Stained Glass Panel with Saint Roch, the van Merle Family Arms, and a Donor (detail), pot metal, white glass, vitreous paint, and silver stain (Cologne, Germany, 16th century). Metropolitan Museum of Art, New York. In this detail, note Saint Roch’s pilgrim staff and the crossed keys on his hat. Crossed keys denoted a pilgrimage to Rome. Photo courtesy the Metropolitan Museum of Art.
Since at least the early 15th century, Saint Roch has been recognized as a powerful protector against plague and other infectious diseases. Unsurprisingly, the COVID-19 pandemic has revived interest in Saint Roch and other saints associated with outbreaks of disease, including Saint Rosalia and Saint Corona. For some, however, Saint Roch is and always will remain “the saint par excellence against pestilence.”

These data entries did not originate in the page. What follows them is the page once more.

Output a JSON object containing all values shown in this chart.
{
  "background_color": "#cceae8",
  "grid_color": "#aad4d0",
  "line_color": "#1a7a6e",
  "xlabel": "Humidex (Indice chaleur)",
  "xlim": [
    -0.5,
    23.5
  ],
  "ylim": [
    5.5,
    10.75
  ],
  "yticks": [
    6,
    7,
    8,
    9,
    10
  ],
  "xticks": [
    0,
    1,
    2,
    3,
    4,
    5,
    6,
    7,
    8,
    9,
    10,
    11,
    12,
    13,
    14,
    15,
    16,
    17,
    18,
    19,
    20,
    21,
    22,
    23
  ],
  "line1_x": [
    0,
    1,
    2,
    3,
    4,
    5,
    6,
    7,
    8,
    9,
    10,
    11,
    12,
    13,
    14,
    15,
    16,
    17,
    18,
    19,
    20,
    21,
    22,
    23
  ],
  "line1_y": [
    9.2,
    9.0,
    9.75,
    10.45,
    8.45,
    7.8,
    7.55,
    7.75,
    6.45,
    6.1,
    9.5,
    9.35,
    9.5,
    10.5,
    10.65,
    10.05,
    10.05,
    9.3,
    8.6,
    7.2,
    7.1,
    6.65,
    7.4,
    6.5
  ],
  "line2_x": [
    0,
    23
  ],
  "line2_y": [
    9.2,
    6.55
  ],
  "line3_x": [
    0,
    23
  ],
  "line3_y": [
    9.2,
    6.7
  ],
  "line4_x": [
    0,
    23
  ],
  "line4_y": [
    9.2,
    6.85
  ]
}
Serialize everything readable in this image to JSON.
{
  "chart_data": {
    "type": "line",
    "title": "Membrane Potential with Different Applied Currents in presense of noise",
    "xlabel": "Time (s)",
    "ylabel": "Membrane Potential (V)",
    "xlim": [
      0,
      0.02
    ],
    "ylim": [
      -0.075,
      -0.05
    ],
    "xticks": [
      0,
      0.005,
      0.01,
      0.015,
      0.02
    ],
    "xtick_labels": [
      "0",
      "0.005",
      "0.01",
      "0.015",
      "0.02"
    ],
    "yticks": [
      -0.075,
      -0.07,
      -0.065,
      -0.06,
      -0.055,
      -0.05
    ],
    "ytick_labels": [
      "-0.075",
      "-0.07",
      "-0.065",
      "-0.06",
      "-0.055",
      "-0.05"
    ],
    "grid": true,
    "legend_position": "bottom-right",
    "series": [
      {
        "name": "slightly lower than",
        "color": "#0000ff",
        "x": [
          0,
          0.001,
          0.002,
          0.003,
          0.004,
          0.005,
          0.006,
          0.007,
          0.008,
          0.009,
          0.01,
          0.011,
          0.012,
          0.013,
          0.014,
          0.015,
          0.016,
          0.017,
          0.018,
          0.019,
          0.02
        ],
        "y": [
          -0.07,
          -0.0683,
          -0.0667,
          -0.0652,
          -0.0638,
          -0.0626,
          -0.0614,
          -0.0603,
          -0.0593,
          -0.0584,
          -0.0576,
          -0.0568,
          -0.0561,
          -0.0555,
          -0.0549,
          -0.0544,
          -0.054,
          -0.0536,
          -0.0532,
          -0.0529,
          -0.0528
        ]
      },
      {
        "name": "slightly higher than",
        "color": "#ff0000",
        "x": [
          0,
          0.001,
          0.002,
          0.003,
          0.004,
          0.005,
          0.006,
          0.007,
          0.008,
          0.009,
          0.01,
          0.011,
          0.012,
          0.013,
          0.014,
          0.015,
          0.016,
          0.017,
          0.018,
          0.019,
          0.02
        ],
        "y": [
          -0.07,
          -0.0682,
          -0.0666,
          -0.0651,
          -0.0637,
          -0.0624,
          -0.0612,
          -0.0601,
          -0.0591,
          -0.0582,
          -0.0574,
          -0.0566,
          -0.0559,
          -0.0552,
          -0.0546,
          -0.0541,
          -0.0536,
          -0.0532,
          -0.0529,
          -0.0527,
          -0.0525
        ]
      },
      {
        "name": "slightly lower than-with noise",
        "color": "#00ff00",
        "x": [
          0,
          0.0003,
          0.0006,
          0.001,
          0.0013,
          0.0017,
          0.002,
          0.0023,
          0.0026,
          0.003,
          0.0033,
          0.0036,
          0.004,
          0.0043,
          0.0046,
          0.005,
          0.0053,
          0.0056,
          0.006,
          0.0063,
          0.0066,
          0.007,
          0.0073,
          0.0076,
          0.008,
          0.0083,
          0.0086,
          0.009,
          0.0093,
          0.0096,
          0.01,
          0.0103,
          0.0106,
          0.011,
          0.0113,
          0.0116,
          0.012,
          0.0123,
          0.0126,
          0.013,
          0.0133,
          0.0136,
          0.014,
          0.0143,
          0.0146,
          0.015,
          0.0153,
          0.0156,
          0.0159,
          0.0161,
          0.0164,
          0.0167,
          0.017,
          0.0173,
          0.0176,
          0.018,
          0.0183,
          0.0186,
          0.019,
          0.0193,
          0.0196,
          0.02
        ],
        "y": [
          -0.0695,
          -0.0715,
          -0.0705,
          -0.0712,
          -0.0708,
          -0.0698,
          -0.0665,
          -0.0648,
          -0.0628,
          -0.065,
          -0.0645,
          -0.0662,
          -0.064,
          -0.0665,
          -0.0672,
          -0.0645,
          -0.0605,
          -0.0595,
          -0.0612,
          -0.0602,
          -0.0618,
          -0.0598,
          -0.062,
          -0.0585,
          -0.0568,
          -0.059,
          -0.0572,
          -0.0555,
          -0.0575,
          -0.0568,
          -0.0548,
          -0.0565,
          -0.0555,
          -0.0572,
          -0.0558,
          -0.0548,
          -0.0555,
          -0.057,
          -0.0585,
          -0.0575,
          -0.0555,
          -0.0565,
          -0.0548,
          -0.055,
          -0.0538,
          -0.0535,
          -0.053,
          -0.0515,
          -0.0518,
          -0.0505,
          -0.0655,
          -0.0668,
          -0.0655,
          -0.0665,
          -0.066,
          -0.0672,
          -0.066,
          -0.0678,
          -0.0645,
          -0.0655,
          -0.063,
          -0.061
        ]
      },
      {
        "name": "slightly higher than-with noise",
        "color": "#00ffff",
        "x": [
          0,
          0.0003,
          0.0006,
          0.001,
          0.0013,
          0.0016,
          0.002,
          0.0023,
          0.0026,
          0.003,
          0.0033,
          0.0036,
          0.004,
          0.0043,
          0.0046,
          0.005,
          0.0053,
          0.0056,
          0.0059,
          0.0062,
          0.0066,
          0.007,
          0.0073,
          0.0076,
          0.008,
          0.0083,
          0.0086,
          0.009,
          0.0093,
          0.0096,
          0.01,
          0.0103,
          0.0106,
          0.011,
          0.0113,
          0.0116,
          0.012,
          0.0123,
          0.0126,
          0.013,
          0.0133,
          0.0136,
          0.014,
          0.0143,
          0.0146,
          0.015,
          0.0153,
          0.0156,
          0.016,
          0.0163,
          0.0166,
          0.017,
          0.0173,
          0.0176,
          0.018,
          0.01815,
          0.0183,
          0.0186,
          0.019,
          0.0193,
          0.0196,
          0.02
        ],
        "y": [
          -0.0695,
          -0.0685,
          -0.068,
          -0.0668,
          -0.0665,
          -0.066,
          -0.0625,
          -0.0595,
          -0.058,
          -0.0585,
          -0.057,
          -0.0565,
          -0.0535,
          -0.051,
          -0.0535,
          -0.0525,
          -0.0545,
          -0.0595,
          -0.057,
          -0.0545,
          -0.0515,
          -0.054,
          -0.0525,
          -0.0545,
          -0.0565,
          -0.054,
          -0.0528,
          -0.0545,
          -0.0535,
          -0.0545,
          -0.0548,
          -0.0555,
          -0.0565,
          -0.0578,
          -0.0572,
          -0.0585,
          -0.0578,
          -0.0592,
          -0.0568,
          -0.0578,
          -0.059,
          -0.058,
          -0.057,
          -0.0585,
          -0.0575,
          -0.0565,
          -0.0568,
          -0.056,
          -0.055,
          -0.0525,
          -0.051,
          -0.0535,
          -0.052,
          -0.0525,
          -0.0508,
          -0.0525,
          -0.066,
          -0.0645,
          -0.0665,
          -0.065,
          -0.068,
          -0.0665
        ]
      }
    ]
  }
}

High Altar with Tomb of Saint Roch, Chiesa di San Rocco (Church of Saint Roch), Venice, Italy. Photo courtesy Wikimedia Commons.
 See, e.g., Rosa Giorgi, Saints in Art 66–68, 119–20 (Thomas Michael Hartmann trans., Stefano Zuffi ed., 2002)
 3 Butler’s Lives of the Saints 338 (Herbert J. Thurston, S.J. & Donald Attwater eds., 2d ed. 1956).
 Id. (“W]hen he was convalescent he returned to Piacenza and miraculously cured many more folk, as well as their sick cattle.”)
 Anna Jameson, Sacred and Legendary Art 36 (1887).
 Butler’s Lives of the Saints, supra note 2.
 Jameson, supra note 9, at 36.
 Giorgi, supra note 1, at 320.
 Wendy Orent, Plague: The Mysterious Past and Terrifying Future of the World’s Most Dangerous Disease (2004).